In the winter of 2010, police in London faced multiple violent protests.

While some of the protesters were peacefully opposing the British government's decision to raise college tuitions fees, others were motivated by a desire for disorder.

On November 10th 2010, tensions escalated when protesters attacked the headquarters of Britain's Conservative Party, destroying its lobby and using the building's roof to throw objects down at the police. In the aftermath of that incident, and with future protests already planned, the police adapted their operational plans.

They determined more officers would be needed next time around and that more aggressive tactics would be necessary. And that approach paid dividends in early December, when rioters armed with metal bars fought police near Parliament. While Prince Charles' motorcade was attacked, the protests were largely contained and controlled.

London's experience offers important lessons for U.S. police forces as they face the growing challenge of violent Antifa protesters. Here are the three key takeaways.

1) Plan in advance

As in Charlottesville and in Berkeley, local police forces will struggle if they are inadequately prepared for disorder. While dealing with large protest crowds is always difficult, intelligence-led operations to identify key organizers, plans and threats is crucial. And when the protest actually begins, it's important to have undercover police officers moving with the crowd so as to identify key troublemakers. It's also necessary to have enough police officers on the protest line so that the crowd can be controlled as needed.

Of course, such operational capabilities don't come cheap. They require overtime payments, close collaboration between federal, state and local law enforcement agencies, and the redirection of police resources away from other duties.

Nevertheless, government has a sacred duty to ensure that citizens can peacefully assemble and express their viewpoints. Claiming that intensive policing of protests is "too expensive" is a poor excuse.

2) Seize and retain the initiative

Again, as in Charlottesville and Berkeley, too often the police stand by as protesters wreak havoc. This acquiescence poses an unacceptable risk of damage to persons and property, and fuels the mob mentality of the crowd. If violent individuals believe they can be aggressive without repudiation, they will keep doing so and others will be inspired to join them (hence the term mob mentality).

Of course, a balance has to be struck between dealing with violent protesters and avoiding action that might inflame others to violence. Police "snatch squads" are one solution. These units involve specifically trained officers who can infiltrate a crowd and rapidly remove ringleaders.

In the worse case, however; if a large crowd is resorting to violence en masse, more robust action is needed. One option is "kettling" or the use of riot police charges to push protesters into an area where they can be more easily controlled. Such action represents an obvious escalation of police tactics, but sometimes it's the only way to deal with a situation that is spiraling out of control. One technique here, the utility of which was proved during the 2010 London riots, is the use of riot horses to break the mob's resolution and corral its participants.

Some would say that this is police brutality, but the police cannot yield order to thugs in black masks.

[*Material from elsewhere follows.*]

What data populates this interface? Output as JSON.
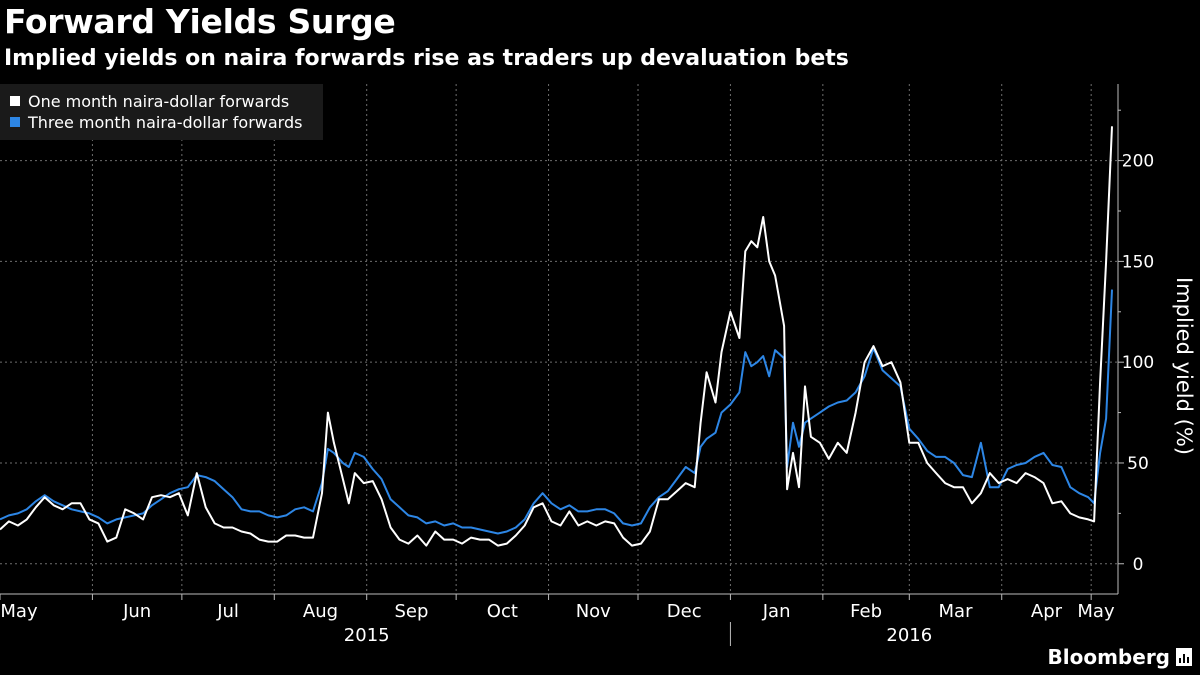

3) Detain and charge ringleaders

In the aftermath of any riot, it's crucial to identify, detain, and charge any individuals who have engaged in criminal violence. Because many of those who engage in low-level violent disorder are otherwise law abiding, the impact of a conviction can deter future violence and discourage others from making the same mistake. Staging evidence collection teams, such as the police officer below, at riots is thus crucial.

A further strength of post-protest policing is its assistance in identifying the most committed of violent protesters. If the police know who is a regular troublemaker, they can take preemptive action to prevent that individual from traveling to future protests. If nothing else, they can know whom to monitor closely on the day of.

Ultimately, as we struggle with groups like Antifa, we must be willing to learn from our mistakes and refine our tactics. If we don't, the scenes that have plagued over TV screens over the past few weeks will become the norm.